Yann LeCun, Turing Award winner and Facebook’s chief AI scientist, and Cassie Kozyrkov, Google’s chief decision intelligence engineer, are strong proponents of the line of thought that one can infer a model’s reasoning by observing its actions (i.e., predictions in a supervised learning framework). On the other hand, Microsoft Research’s Rich Caruana and a few others have insisted that the models inherently have interpretability and not just derived through the performance of the model.

We can spend years debating the topic, but, for the widespread adoption of AI, explainable AI is essential and is increasingly demanded from the industry.

What is Interpretability?

Interpretability is the degree to which a human can understand the cause of a decision. And, in the AI domain, it means it is the degree to which a person can understand the how and why of an algorithm and its predictions. There are two major ways of looking at this: transparency and post-hoc Interpretation.
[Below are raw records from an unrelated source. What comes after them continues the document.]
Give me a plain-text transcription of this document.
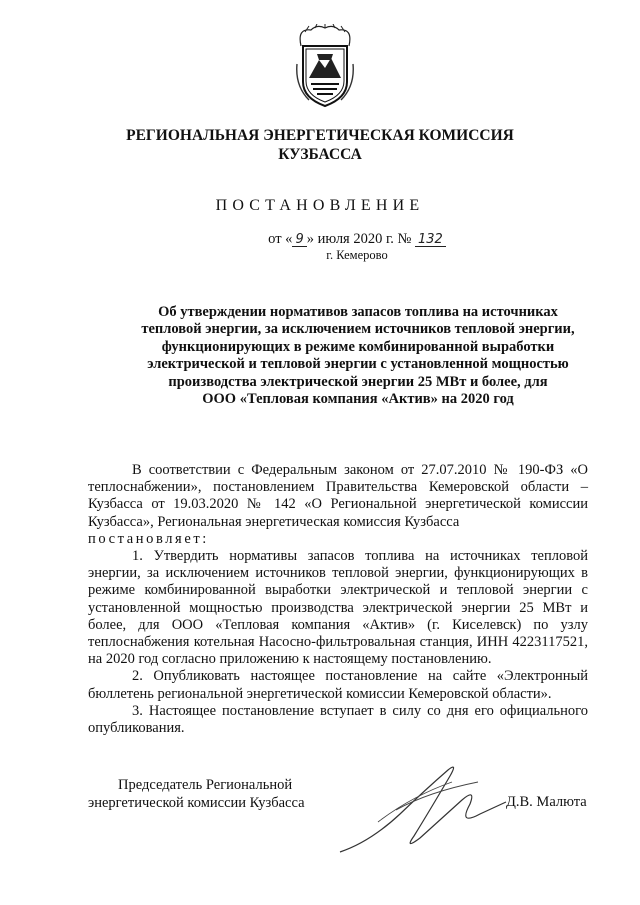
РЕГИОНАЛЬНАЯ ЭНЕРГЕТИЧЕСКАЯ КОМИССИЯ
КУЗБАССА
ПОСТАНОВЛЕНИЕ
от « 9 » июля 2020 г. № 132
г. Кемерово
Об утверждении нормативов запасов топлива на источниках
тепловой энергии, за исключением источников тепловой энергии,
функционирующих в режиме комбинированной выработки
электрической и тепловой энергии с установленной мощностью
производства электрической энергии 25 МВт и более, для
ООО «Тепловая компания «Актив» на 2020 год

В соответствии с Федеральным законом от 27.07.2010 № 190-ФЗ «О теплоснабжении», постановлением Правительства Кемеровской области – Кузбасса от 19.03.2020 № 142 «О Региональной энергетической комиссии Кузбасса», Региональная энергетическая комиссия Кузбасса

постановляет:

1. Утвердить нормативы запасов топлива на источниках тепловой энергии, за исключением источников тепловой энергии, функционирующих в режиме комбинированной выработки электрической и тепловой энергии с установленной мощностью производства электрической энергии 25 МВт и более, для ООО «Тепловая компания «Актив» (г. Киселевск) по узлу теплоснабжения котельная Насосно-фильтровальная станция, ИНН 4223117521, на 2020 год согласно приложению к настоящему постановлению.

2. Опубликовать настоящее постановление на сайте «Электронный бюллетень региональной энергетической комиссии Кемеровской области».

3. Настоящее постановление вступает в силу со дня его официального опубликования.

Председатель Региональной
энергетической комиссии Кузбасса	Д.В. Малюта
Transparency. Transparency addresses how well the model can be understood. This is inherently specific to the model used.

One of the key aspects of such transparency is simulatability. Simulatability denotes the ability of a model of being simulated or thought about strictly by a human. Complexity of the model plays a big part in defining this characteristic. While a simple linear model or a single layer perceptron is simple enough to think about, it becomes increasingly difficult to think about a decision tree with a depth of, say, five. It also becomes harder to think about a model that has a lot of features. Therefore, it follows that a sparse linear model (regularized linear model) is more interpretable than a dense one.
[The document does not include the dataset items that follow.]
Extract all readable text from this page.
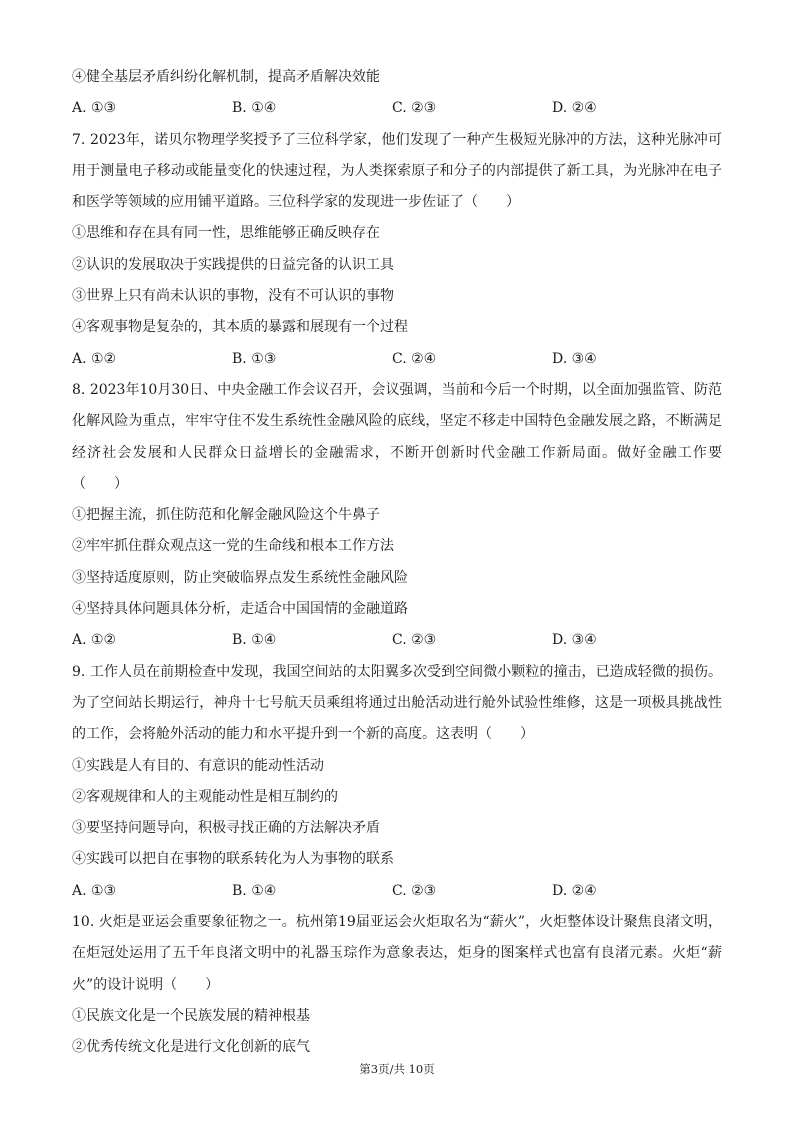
④健全基层矛盾纠纷化解机制，提高矛盾解决效能
A. ①③	B. ①④	C. ②③	D. ②④
7. 2023年，诺贝尔物理学奖授予了三位科学家，他们发现了一种产生极短光脉冲的方法，这种光脉冲可用于测量电子移动或能量变化的快速过程，为人类探索原子和分子的内部提供了新工具，为光脉冲在电子和医学等领域的应用铺平道路。三位科学家的发现进一步佐证了（　　）
①思维和存在具有同一性，思维能够正确反映存在
②认识的发展取决于实践提供的日益完备的认识工具
③世界上只有尚未认识的事物，没有不可认识的事物
④客观事物是复杂的，其本质的暴露和展现有一个过程
A. ①②	B. ①③	C. ②④	D. ③④
8. 2023年10月30日、中央金融工作会议召开，会议强调，当前和今后一个时期，以全面加强监管、防范化解风险为重点，牢牢守住不发生系统性金融风险的底线，坚定不移走中国特色金融发展之路，不断满足经济社会发展和人民群众日益增长的金融需求，不断开创新时代金融工作新局面。做好金融工作要（　　）
①把握主流，抓住防范和化解金融风险这个牛鼻子
②牢牢抓住群众观点这一党的生命线和根本工作方法
③坚持适度原则，防止突破临界点发生系统性金融风险
④坚持具体问题具体分析，走适合中国国情的金融道路
A. ①②	B. ①④	C. ②③	D. ③④
9. 工作人员在前期检查中发现，我国空间站的太阳翼多次受到空间微小颗粒的撞击，已造成轻微的损伤。为了空间站长期运行，神舟十七号航天员乘组将通过出舱活动进行舱外试验性维修，这是一项极具挑战性的工作，会将舱外活动的能力和水平提升到一个新的高度。这表明（　　）
①实践是人有目的、有意识的能动性活动
②客观规律和人的主观能动性是相互制约的
③要坚持问题导向，积极寻找正确的方法解决矛盾
④实践可以把自在事物的联系转化为人为事物的联系
A. ①③	B. ①④	C. ②③	D. ②④
10. 火炬是亚运会重要象征物之一。杭州第19届亚运会火炬取名为“薪火”，火炬整体设计聚焦良渚文明，在炬冠处运用了五千年良渚文明中的礼器玉琮作为意象表达，炬身的图案样式也富有良渚元素。火炬“薪火”的设计说明（　　）
①民族文化是一个民族发展的精神根基
②优秀传统文化是进行文化创新的底气
第3页/共 10页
Decomposability is another major tenet of transparency. It stands for the ability to explain each of the parts of a model (input, parameter, and calculation). It requires everything from input (no complex features) to output to be explained without the need for another tool.

The third tenet of transparency is algorithmic transparency. This deals with the inherent simplicity of the algorithm. It deals with the ability of a human to understand fully the process an algorithm takes to convert inputs to an output.

Post-Hoc Interpretation. Post-hoc interpretation is useful when the model itself is not transparent. So, in the absence of clarity on how the model is working, we resort to explaining the model and its predictions using a multitude of ways.

  • Visual Explanations—These sets of methods try to visualize the model behavior to try to explain them. The majority of the techniques that fall in this category uses techniques such as dimensionality reduction to visualize the model in a human-understandable format.
  • Feature Relevance Explanations—These sets of methods try to expose the inner workings of a model by computing feature relevance or importance. These are thought of as an indirect way of explaining a model.
  • Explanations by Simplification—These sets of methods try to train the whole new system based on the original model to provide explanations.